Meskipun negara-negara Amerika Latin telah menjadi sangat penting bagi Amerika Serikat dalam beberapa tahun terakhir, dan para pejabat Washington telah berusaha untuk menundukkan berbagai pemerintah sayap kiri di wilayah tersebut untuk mengikuti kebijakannya, tapi kembalinya Presiden Bolivia yang terguling Evo Morales ke negaranya setelah kemenangan partainya, kegagalan relatif kebijakan AS di Argentina, situasi di Kuba dan kegagalan untuk menggulingkan Maduro, telah mendorong Trump untuk mengambil sikap baru terhadap negara-negara tersebut di minggu-minggu terakhir masa kepresidenannya.

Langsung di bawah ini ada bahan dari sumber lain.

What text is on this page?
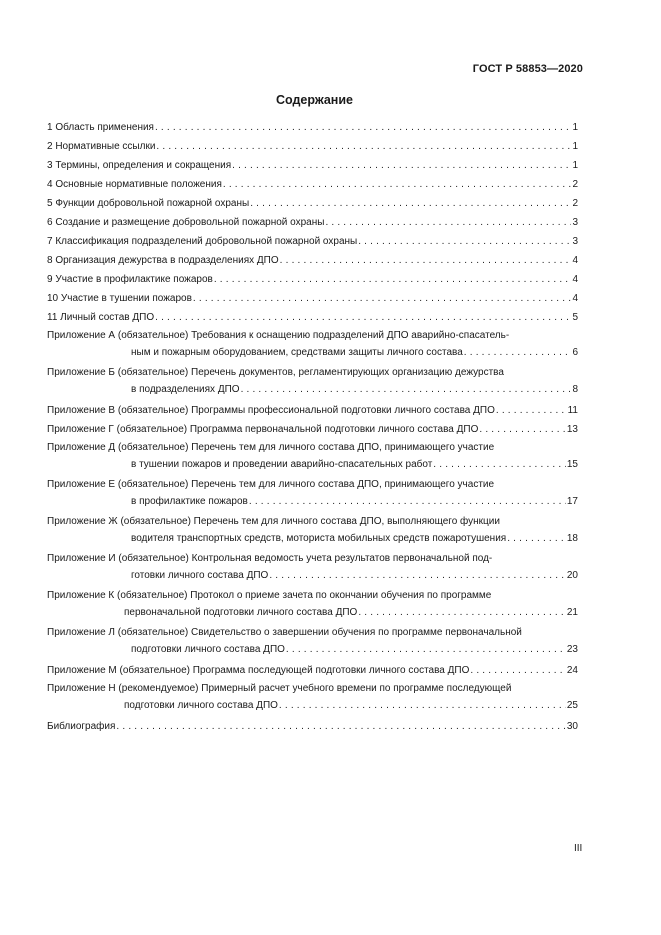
ГОСТ Р 58853—2020
Содержание
1 Область применения . . .	1
2 Нормативные ссылки . . .	1
3 Термины, определения и сокращения . . .	1
4 Основные нормативные положения . . .	2
5 Функции добровольной пожарной охраны . . .	2
6 Создание и размещение добровольной пожарной охраны . . .	3
7 Классификация подразделений добровольной пожарной охраны . . .	3
8 Организация дежурства в подразделениях ДПО . . .	4
9 Участие в профилактике пожаров . . .	4
10 Участие в тушении пожаров . . .	4
11 Личный состав ДПО . . .	5
Приложение А (обязательное) Требования к оснащению подразделений ДПО аварийно-спасатель-
ным и пожарным оборудованием, средствами защиты личного состава . . .	6
Приложение Б (обязательное) Перечень документов, регламентирующих организацию дежурства
в подразделениях ДПО . . .	8
Приложение В (обязательное) Программы профессиональной подготовки личного состава ДПО . . .	11
Приложение Г (обязательное) Программа первоначальной подготовки личного состава ДПО . . .	13
Приложение Д (обязательное) Перечень тем для личного состава ДПО, принимающего участие
в тушении пожаров и проведении аварийно-спасательных работ . . .	15
Приложение Е (обязательное) Перечень тем для личного состава ДПО, принимающего участие
в профилактике пожаров . . .	17
Приложение Ж (обязательное) Перечень тем для личного состава ДПО, выполняющего функции
водителя транспортных средств, моториста мобильных средств пожаротушения . . .	18
Приложение И (обязательное) Контрольная ведомость учета результатов первоначальной под-
готовки личного состава ДПО . . .	20
Приложение К (обязательное) Протокол о приеме зачета по окончании обучения по программе
первоначальной подготовки личного состава ДПО . . .	21
Приложение Л (обязательное) Свидетельство о завершении обучения по программе первоначальной
подготовки личного состава ДПО . . .	23
Приложение М (обязательное) Программа последующей подготовки личного состава ДПО . . .	24
Приложение Н (рекомендуемое) Примерный расчет учебного времени по программе последующей
подготовки личного состава ДПО . . .	25
Библиография . . .	30
III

Dalam hal ini, Washington mengirimkan duta besarnya untuk Venezuela ke Kolombia, negara yang berbatasan dengan Venezuela.

Donald Trump dan Nicolas Maduro

Sekarang kemenangan Biden dalam pemilihan presiden AS juga telah meningkatkan perbedaan pendapat atas kebijakan masa depan AS terhadap Venezuela. Perselisihan ini sedemikian rupa sehingga beberapa percaya bahwa kelanjutan kebijakan keras AS terhadap Venezuela akan semakin mengisolasi Washington di wilayah tersebut. Kini saatnya memulai era baru.

Para pejabat AS tampaknya berusaha untuk memperbaiki kegagalan mereka dengan negara-negara Amerika Latin dengan mengubah sikap mereka. Apakah kebijakan ini berbentuk sikap mundur oleh Washington atau kebijakan baru untuk memperkuat oposisi, hanya waktu yang akan menentukannya.